Simply substituting $u=x/h$ gives $$ \frac{1}{h} \int_{-\infty}^{\infty} g\left(\frac{x}{h}\right)f(x)\,dx = \int_{-\infty}^{\infty} g(u) f(hu) \,du = \int_{-1}^{1} g(u) f(hu) \,du $$ where the latter equality follows from the definition of $g$.

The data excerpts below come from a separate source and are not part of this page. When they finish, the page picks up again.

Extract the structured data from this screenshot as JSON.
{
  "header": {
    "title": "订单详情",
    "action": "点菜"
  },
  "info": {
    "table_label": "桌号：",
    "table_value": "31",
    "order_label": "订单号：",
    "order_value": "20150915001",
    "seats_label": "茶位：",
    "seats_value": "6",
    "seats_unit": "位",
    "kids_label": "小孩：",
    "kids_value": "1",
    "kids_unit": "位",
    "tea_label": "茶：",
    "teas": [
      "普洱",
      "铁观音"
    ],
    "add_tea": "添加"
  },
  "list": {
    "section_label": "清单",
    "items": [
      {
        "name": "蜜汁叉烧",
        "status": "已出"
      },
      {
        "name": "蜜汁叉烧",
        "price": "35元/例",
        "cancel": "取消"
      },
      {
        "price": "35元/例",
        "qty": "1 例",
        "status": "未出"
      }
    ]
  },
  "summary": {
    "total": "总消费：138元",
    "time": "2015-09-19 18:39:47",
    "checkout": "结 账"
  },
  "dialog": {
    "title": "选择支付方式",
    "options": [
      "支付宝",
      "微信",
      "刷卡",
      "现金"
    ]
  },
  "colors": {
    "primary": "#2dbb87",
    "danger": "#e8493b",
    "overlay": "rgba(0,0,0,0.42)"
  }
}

Given that both $f$ and $g$ are continuous on the closed interval $[-1,1]$, they are uniformly continuous there, so we may pull the limit under the integral: $$ \lim_{h\to 0} \frac{1}{h} \int_{-\infty}^{\infty} g\left(\frac{x}{h}\right)f(x)\,dx = \lim_{h\to 0} \int_{-1}^{1} g(u) f(hu) \,du = \int_{-1}^{1} g(u) \cdot\lim_{h\to 0}f(hu) \,du$$

Finally, by continuity, $\lim_{h\to 0}f(hu) = f(0)$ and $$ \lim_{h\to 0} \frac{1}{h} \int_{-\infty}^{\infty} g\left(\frac{x}{h}\right)f(x)\,dx = f(0)\int_{-1}^{1}g(u) du = f(0)$$

Since $g\left(x\right)=0 $ if $\left|x\right|\geq1 $ we have $$I_{h}=\int_{-\infty}^{\infty}g\left(\frac{x}{h}\right)f\left(x\right)dx=\int_{-h}^{h}g\left(\frac{x}{h}\right)f\left(x\right)dx $$ and now using the mean value theorem for integrals we have that exists some $c_{h}\in\left[-h,h\right] $ such that $$I_{h}=f\left(c_{h}\right)\int_{-h}^{h}g\left(\frac{x}{h}\right)dx=hf\left(c_{h}\right)\int_{-1}^{1}g\left(u\right)du=hf\left(c_{h}\right) $$ hence $$\lim_{h\rightarrow0}\frac{I_{h}}{h}=\lim_{h\rightarrow0}f\left(c_{h}\right)=\color{red}{f\left(0\right)}$$ from the squeeze theorem and using the fact that $f$ is continuous.